If naming instruments and tempo feels hard, reverse a reference track to get them measured automatically, or paste a rough idea into the enhancer and it will fill in the missing dimensions for you. Writing prompts well is a skill worth having, but you do not have to start from a blank page.

Common mistakes

  • Stacking too many genres, which pulls the model in opposite directions and produces a muddy average of all of them.
  • Describing the scene instead of the sound. A rainy city street is not a sound; rain ambience and minor-key piano are.
  • Forgetting to say instrumental and getting unexpected vocals over an otherwise good track.
  • Writing one long run-on sentence with no clear structure, so no single element stands out as the priority.
  • Contradicting yourself, for example asking for both minimal and richly layered, which leaves the model to pick one at random.
  • Over-describing texture until the adjectives blur. Two strong texture words beat six competing ones.

Iterate one variable at a time

When a result is close but not right, change exactly one thing and regenerate. Drop the tempo by ten BPM, or swap one instrument, or flip the key to minor. If you change three things at once and the result improves, you have learned nothing you can reuse. Treat each generation as an experiment with a single variable and you build real intuition for how the model responds, which is worth far more than any list of magic words.

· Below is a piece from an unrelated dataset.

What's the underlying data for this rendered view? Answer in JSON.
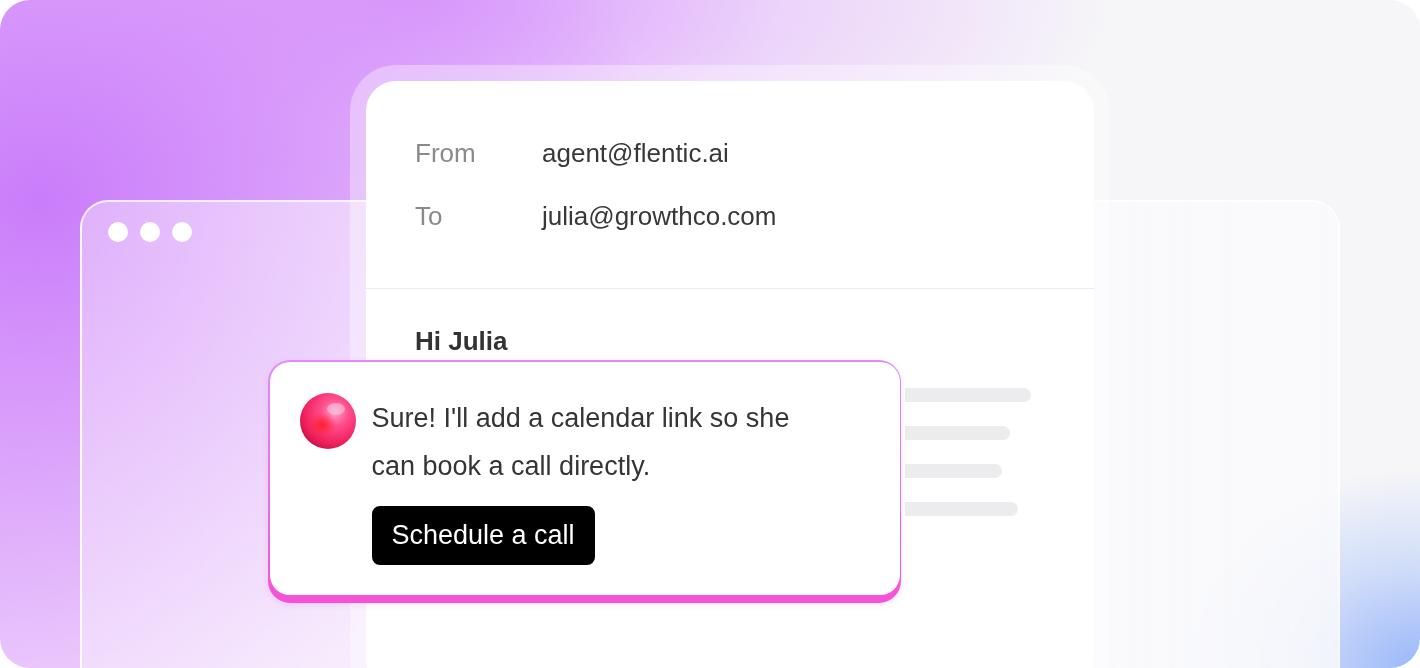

Frequently asked questions

How long should a music prompt be?
One or two focused sentences is usually ideal. Long enough to cover genre, tempo, instruments and mood, short enough that nothing contradicts. Past a certain length, extra words tend to dilute the important ones rather than add detail.
Should I include a key?
Include it when emotion matters, since minor keys read darker and major keys brighter. For loop-style or textural music you can leave it out, because the harmonic centre is doing less emotional work there.
What if I do not know the genre?
Describe the instruments and tempo instead. Genre is just shorthand for a set of sounds, so naming the sounds works just as well. You can also reverse a reference track and let the tool suggest the genre for you.
Why do I keep getting generic results?
Almost always because the prompt is too vague or too crowded. Vague prompts give the model nothing to commit to; crowded ones give it too many conflicting instructions. Strip back to a clear genre, a tempo and two or three named instruments and specificity returns.
Do the same prompts work across different generators?
The structural parts transfer well: genre, tempo, key and instruments mean the same thing everywhere. Formatting conventions and how each tool handles vocals differ, so expect to adjust the wrapping rather than the substance.